The plot is as follows: Scientists working at a remote research facility off the coast of China discover an unknown region below a gas cloud at a depth below that of the Mariana Trench, and soon get attacked by a mysterious creature Miocene and Pliocene Epochs.  Disgraced diver Jonas Taylor (Statham) comes out of hiding and goes down to rescue the team and finds out that the creature is Megalodon, a giant predatory shark that lived between 23 to 2.6 million years ago and died out before the last Ice Age.  Spoiler Alert, the shark begins attacking and eating people and racks up a fairly sizable body count before it is finally defeated.  

Now I have to give credit where it is due, the shark is shown at closer to its natural size than other films have done in the past (see here for more on that topic).  Even when one appears that's seventy five feet long rather than sixty, it still looks more natural and less like a photo-shopped Great White. The So-Bad-It's-Good movie Shark Attack 3: Megalodon had it so huge that it could swallow a good-sized life raft in one go.  Here, it's just large enough to tangle with a giant squid. 
   The fights with the shark itself are pretty thrilling and awesome--in a stupid kind of way.  The climatic scene, for example, features Taylor chasing the shark through through rocky tunnels before stabbing it in the eye.  That was very well done.  And it was unnerving seeing a diver in a shark cage get stuck in the animal's maw (yeesh!).  The humor is also good at times, with the best moments being references to Shark Week. 
        
However, that's where my praise for this movie ends.  The movie's problems are as follows: The humor may be good, but the shark kills unintentionally fall into this category, being treated as a punchline rather than horrifying.  This is not helped by the fact that the film glosses the deaths over for the most part. 

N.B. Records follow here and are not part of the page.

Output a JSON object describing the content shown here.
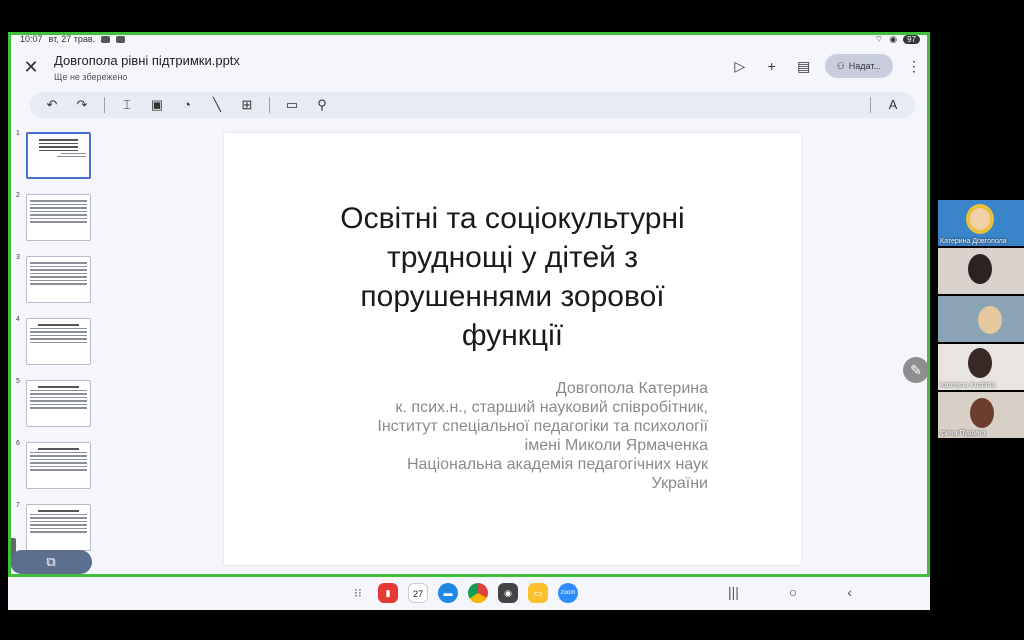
{
  "status": {
    "time": "10:07",
    "date": "вт, 27 трав.",
    "battery": "97"
  },
  "header": {
    "close_glyph": "✕",
    "title": "Довгопола рівні підтримки.pptx",
    "save_status": "Ще не збережено",
    "share_label": "Надат...",
    "actions": [
      "play-icon",
      "add-icon",
      "comment-icon",
      "share-person-icon",
      "more-vert-icon"
    ]
  },
  "toolbar": {
    "buttons": [
      "undo-icon",
      "redo-icon",
      "text-box-icon",
      "image-icon",
      "shapes-icon",
      "line-icon",
      "table-icon",
      "layout-icon",
      "paint-format-icon",
      "text-format-icon"
    ]
  },
  "filmstrip": {
    "slides": [
      "1",
      "2",
      "3",
      "4",
      "5",
      "6",
      "7"
    ],
    "active": "1",
    "new_slide_glyph": "⧉"
  },
  "slide": {
    "title_lines": [
      "Освітні та соціокультурні",
      "труднощі у дітей з",
      "порушеннями зорової",
      "функції"
    ],
    "subtitle_lines": [
      "Довгопола Катерина",
      "к. псих.н., старший науковий співробітник,",
      "Інститут спеціальної педагогіки та психології",
      "імені Миколи Ярмаченка",
      "Національна академія педагогічних наук",
      "України"
    ]
  },
  "participants": [
    {
      "name": "Катерина Довгопола"
    },
    {
      "name": ""
    },
    {
      "name": ""
    },
    {
      "name": "Kateryna Kuchina"
    },
    {
      "name": "Ірина Пущина"
    }
  ],
  "dock": {
    "calendar_day": "27",
    "zoom_label": "zoom",
    "nav": [
      "|||",
      "○",
      "‹"
    ]
  },
  "colors": {
    "share_border": "#3fbf3a",
    "accent": "#4a6fd0"
  }
}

        Making things worse is the surprising lack of gore.  This may seem strange coming from  someone who doesn't like gratuitous amounts of blood and guts in a movie, but I found that to be a disappointment.   I enjoyed Jaws despite all the blood and guts, but then again there's bound to be blood whenever a shark attacks someone.  Apparently it was originally planned to be an R-rated bloodbath of a movie, but there was some major executive meddling and it got demoted to PG-13.  If they had stuck with the original idea, I think they would have had something truly terrifying.  

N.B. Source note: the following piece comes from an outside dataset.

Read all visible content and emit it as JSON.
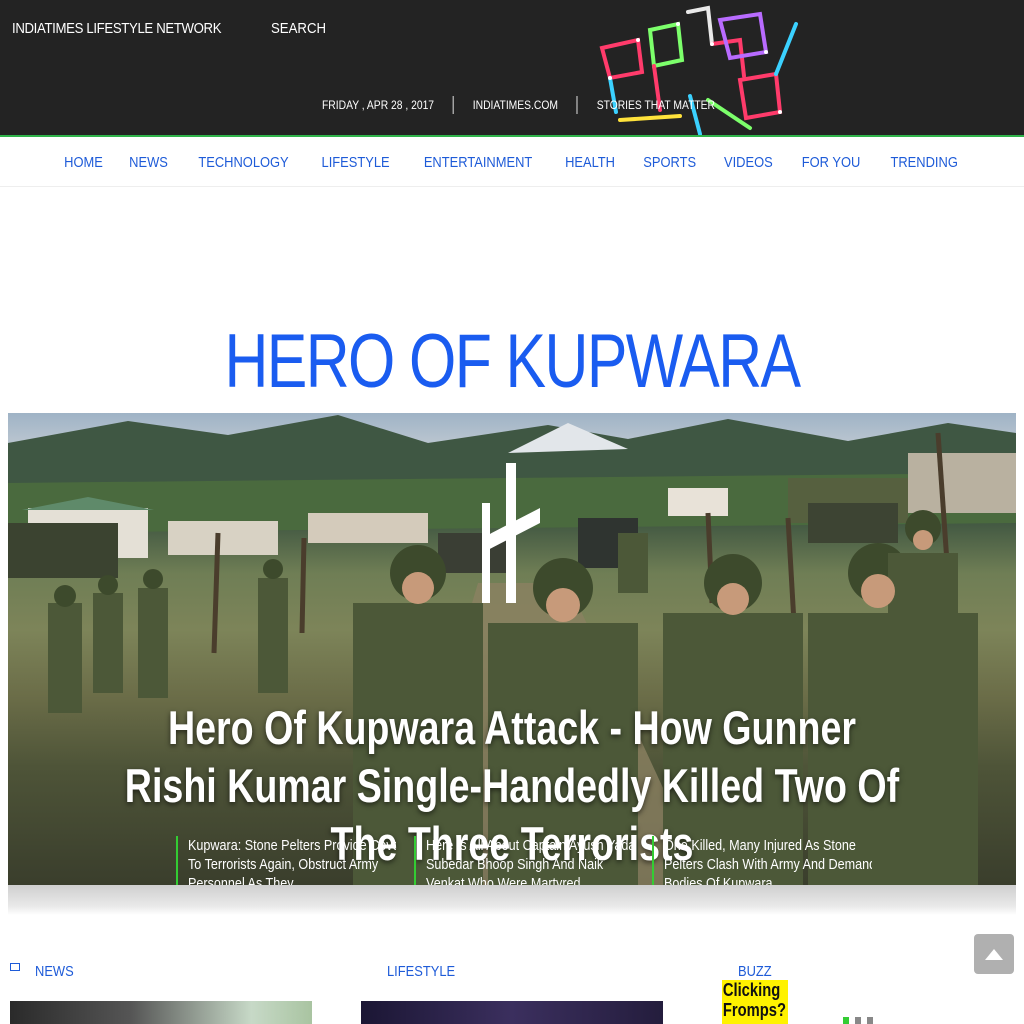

       The Meg's biggest problem is the characters.  They are a huge part of the reason the movie seems to be unable to make up its mind about what it is.  With the possible exception of Statham, most of the actors don't seem to know what they're supposed to be doing exactly, and just walk around with wide-eyed expressions of confused nervousness.  But the worst offenders are Jonas ex-wife Lori (Jessica McNamee) and his girlfriend Suyin (Li Binging)  Lori has little to no facial expressions beyond Stone-Faced Zombie and Stepford Wife Smiling even when she takes a screwdriver to midriff; and Suyin goes around looking like she's scared of everything.
       And Neither Lori nor Suyin had any depth at all.  This movie is based off of a novel, and in the novel Jonas' ex-wife is a power-mad woman seeking publicity.  In the film, she's blandly amiable.  There's mention that Jonas and Lori were bad couple, but hwy is never explained.  The writers wasted a perfectly good opportunity for some good drama.  
       I saw this film with my boyfriend and he wanted Suyin to just die, for which I do not blame him.  Suyin is the worst love interest I have ever seen in a story.  There's no chemistry between her or Jonas; their love scenes are little more than shy glances with no real emotion behind them.  She's a terrible mother as well.  She lets her daughter Meiying (Sophie Cai) have free run of the research station, and doesn't seem to discipline her when she should (do you really want your eight-year-old to be saying the word "a-hole"?).  And she's just plain dumb, trying to shark dive with the Megalodon, in a cylindrical cage.  Sorry, but Nigel Marven's design was better. 

Overall rating: 4 1/2 out 10.  Fun action, bad characters.  Goofy humor, sloppy story.